Upon initially hearing about the study's findings, a citizen's watchdog group called Action NC planned a protest outside Wells Fargo's main Uptown building. Action NC is a Charlotte nonprofit whose primary focus is ensuring mass transit remains affordable to people of low and moderate incomes. Group members and community organizer Luis Rodriguez says the organization prides itself on keeping its ear to the ground for the benefit of the public, particularly the less fortunate.

But after meeting with city Treasurer Scott Greer and city Debt Manager Adam Guerino, the group cancelled its protest plans, Rodriguez says, because it became apparent that the Transit Refund Coalition played fast and loose with the facts and drew misleading conclusions about how much leeway the city has in allocating funding for municipal projects.

Swaps work like this: when a municipality, such as Charlotte, wants a good interest rate on bonds it issues to fund public projects, it will "swap" rates with whichever bank agrees to help finance the project. A municipality pays the fixed interest rate normally given to a bank, which assumes the risk of a variable rate, usually set by the Fed. Rates have been under 2 percent and as low as .5 percent for several years.

The study states, almost correctly, that Charlotte is paying about $19.4 million in interest payments on swaps each year to Bank of America and Wells Fargo. In reality, it pays about $19.7 million, with $8.3 million going to BofA and $11.4 to Wells Fargo, for separate endeavors, including three water and sewer projects and construction of the NASCAR Hall of Fame. According to state law, money being paid for one project cannot go toward another. In other words, the $19.7 million couldn't even go toward transit projects if Charlotte wanted it to.

"[The coalition's] argument is persuasive," Greer says. "But it's just not true. There is no connection there at all."

Greer and others familiar with swaps acknowledge how confusing the financing system can be. But swaps, generally avoided by private corporations, give municipalities and other government entities the ability to lock into a favorable interest rate at the time their bonds are issued, Greer says. Extremely low interest rates, like ones that exist now, favor banks, while municipalities could be stuck paying on higher interest rates. But markets do fluctuate, and the justification for using swaps is to keep project costs down in the long run, city debt manager Guerino says.

Municipalities that enter into swaps know going in that there are costly penalties associated with backing out, which is part of the reason why Charlotte doesn't do more of them, Greer and Guerino both acknowledge.

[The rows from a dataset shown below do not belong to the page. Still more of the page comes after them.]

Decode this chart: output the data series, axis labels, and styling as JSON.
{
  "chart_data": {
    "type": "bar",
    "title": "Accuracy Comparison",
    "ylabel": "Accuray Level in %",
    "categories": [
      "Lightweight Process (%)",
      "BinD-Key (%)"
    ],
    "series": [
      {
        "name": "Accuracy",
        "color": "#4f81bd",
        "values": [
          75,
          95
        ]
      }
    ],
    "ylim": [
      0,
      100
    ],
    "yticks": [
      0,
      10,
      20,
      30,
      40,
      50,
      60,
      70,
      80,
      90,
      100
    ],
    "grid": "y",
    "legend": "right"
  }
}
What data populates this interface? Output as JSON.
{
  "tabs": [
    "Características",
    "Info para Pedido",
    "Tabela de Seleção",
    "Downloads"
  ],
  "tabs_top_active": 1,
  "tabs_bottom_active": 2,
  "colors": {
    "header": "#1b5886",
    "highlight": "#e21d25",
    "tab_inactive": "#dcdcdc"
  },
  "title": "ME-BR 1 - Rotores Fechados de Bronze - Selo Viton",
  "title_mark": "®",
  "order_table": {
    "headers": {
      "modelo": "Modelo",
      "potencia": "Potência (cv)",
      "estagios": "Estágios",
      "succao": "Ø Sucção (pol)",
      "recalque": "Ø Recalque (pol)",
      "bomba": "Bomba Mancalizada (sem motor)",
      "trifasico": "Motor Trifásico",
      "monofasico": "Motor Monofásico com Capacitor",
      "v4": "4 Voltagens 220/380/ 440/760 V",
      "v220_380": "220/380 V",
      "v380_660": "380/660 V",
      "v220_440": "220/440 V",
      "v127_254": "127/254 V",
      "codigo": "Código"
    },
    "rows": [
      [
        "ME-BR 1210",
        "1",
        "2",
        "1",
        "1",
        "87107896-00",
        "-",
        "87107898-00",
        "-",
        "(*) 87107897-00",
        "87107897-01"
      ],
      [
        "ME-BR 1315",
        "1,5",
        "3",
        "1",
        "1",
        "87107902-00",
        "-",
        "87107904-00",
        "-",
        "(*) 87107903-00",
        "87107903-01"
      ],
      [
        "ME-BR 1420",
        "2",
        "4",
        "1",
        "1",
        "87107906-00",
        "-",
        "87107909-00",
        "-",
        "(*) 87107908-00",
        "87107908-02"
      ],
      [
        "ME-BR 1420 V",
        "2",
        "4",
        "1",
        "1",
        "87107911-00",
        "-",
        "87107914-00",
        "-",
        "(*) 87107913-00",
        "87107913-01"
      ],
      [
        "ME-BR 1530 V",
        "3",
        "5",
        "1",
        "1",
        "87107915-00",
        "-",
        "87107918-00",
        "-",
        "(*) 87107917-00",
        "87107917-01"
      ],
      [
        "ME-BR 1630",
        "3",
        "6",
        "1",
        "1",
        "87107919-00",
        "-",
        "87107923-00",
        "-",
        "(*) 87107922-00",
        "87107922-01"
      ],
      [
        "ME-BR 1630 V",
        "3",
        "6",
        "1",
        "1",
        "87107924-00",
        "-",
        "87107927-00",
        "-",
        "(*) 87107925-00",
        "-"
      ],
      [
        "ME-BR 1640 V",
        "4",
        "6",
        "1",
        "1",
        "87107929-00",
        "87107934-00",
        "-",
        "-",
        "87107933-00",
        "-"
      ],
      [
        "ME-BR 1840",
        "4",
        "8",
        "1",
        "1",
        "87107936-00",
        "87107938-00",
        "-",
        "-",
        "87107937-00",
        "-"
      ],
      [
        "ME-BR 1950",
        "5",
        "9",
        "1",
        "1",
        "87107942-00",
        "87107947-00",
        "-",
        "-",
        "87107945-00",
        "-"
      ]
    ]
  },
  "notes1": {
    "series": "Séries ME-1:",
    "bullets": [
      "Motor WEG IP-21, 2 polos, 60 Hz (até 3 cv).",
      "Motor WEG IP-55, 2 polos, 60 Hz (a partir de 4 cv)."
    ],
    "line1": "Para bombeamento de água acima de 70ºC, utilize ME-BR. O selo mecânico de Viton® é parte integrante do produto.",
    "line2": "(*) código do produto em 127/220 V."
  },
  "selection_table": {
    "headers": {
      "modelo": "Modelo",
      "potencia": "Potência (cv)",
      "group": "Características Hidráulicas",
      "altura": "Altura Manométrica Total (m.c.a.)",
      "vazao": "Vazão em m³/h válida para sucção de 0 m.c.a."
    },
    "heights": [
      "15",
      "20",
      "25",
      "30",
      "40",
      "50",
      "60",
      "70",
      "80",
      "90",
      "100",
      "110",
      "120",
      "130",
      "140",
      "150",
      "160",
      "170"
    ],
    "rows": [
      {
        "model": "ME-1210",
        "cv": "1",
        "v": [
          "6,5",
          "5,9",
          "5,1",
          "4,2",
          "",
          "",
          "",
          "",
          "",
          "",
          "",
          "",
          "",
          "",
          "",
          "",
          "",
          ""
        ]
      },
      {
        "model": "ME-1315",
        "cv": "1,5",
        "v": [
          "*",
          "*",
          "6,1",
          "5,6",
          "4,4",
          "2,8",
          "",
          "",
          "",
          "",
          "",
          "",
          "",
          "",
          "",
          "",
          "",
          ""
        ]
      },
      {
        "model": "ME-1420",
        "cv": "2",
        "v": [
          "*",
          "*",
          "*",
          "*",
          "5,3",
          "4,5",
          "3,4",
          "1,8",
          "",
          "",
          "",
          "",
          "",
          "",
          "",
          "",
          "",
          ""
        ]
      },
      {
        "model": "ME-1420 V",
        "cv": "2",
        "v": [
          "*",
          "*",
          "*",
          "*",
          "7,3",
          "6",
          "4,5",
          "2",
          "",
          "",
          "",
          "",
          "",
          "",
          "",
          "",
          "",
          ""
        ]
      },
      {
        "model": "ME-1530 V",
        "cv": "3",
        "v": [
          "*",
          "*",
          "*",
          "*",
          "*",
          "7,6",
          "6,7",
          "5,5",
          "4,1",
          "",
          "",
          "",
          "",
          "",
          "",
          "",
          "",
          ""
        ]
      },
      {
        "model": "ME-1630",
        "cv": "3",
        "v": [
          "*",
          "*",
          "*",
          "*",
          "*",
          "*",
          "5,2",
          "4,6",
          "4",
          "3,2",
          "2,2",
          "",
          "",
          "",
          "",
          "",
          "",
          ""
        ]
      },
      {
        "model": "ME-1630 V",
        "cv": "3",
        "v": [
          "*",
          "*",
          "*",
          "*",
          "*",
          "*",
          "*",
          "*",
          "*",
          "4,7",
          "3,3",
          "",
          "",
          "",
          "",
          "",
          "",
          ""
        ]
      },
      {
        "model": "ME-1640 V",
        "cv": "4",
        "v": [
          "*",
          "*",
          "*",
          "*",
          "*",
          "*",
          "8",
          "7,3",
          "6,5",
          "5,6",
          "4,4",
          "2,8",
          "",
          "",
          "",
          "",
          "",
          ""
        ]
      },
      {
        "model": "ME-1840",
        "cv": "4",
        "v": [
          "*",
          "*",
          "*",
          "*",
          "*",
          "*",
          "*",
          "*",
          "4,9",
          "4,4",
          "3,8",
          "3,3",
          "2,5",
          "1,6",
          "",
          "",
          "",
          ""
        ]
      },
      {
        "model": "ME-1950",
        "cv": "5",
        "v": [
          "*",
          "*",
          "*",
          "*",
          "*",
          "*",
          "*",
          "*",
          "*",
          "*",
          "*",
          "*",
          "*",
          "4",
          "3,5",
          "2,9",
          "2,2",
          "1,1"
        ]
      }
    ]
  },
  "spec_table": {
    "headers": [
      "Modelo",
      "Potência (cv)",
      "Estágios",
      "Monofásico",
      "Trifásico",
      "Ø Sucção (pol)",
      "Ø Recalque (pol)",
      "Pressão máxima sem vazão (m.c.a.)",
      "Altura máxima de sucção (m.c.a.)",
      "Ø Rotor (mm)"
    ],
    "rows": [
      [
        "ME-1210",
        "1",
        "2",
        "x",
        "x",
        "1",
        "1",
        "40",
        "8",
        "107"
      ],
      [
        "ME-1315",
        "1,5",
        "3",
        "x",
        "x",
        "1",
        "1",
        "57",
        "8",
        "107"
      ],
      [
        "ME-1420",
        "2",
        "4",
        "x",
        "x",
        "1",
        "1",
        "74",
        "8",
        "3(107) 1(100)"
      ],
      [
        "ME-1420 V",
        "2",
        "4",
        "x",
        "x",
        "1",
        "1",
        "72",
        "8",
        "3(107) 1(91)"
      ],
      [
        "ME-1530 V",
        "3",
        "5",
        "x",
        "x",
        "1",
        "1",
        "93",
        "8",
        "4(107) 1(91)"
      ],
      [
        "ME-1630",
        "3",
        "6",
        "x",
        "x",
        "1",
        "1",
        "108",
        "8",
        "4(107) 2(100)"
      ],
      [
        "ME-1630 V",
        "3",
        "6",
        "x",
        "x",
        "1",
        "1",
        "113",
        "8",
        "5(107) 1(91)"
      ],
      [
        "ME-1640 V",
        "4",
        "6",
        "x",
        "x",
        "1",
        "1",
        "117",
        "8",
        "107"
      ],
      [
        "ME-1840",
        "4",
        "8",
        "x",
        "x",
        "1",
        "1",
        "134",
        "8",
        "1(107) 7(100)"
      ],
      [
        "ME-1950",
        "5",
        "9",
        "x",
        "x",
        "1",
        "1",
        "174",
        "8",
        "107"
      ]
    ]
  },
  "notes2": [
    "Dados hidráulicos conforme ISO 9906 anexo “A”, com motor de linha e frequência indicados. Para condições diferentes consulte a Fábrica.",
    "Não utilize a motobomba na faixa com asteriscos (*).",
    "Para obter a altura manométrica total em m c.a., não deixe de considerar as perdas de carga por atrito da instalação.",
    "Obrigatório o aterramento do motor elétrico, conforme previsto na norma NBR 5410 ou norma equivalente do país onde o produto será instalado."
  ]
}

"In an ideal world, the city could renegotiate these [swap] deals," Rodriguez says. "But the [interest] money can't be used to affect other funds."

Bhatti, the Transit Refund Coalition's senior research analyst, readily admits that a correlation doesn't exist between Charlotte's transit projects and the interest payments the city is making on the swaps. He argues instead that the banks have a "moral imperative" to give back to the citizens of this country who footed the bill for the bailouts that ensued after the economy tanked in 2008. He disagrees that the nearly $20 million the city pays in interest on swaps each year should be considered dedicated payments for specific projects only.

"Money is spongeable," Bhatti says. "It can be moved around."

BofA did not return a phone call seeking comment.

Wells Fargo spokesman Josh Dunn says that if others choose to misrepresent facts, it's out of the bank's hands.

"We can't control what people do to make a statement," Dunn says. "For meaningful dialogue to occur, all parties must share a commitment to accurately represent the facts."

CATS spokesman Olaf Kinard said CATS has tried to rectify the study's error.

"We contacted the author of the report and informed him of the errors," Kinard says. "He refuses to correct the report."

Financing mechanisms for public projects across the state are overseen by a Raleigh-based state agency called the N.C. Local Government Commission. Third-party market advisers also are customarily brought in to ensure financing structures are sound, Guerino says, adding that neither the city nor the state take the prospect of a swap or other major financing tools lightly.

As Greer put it, "It's not just a roll of the dice."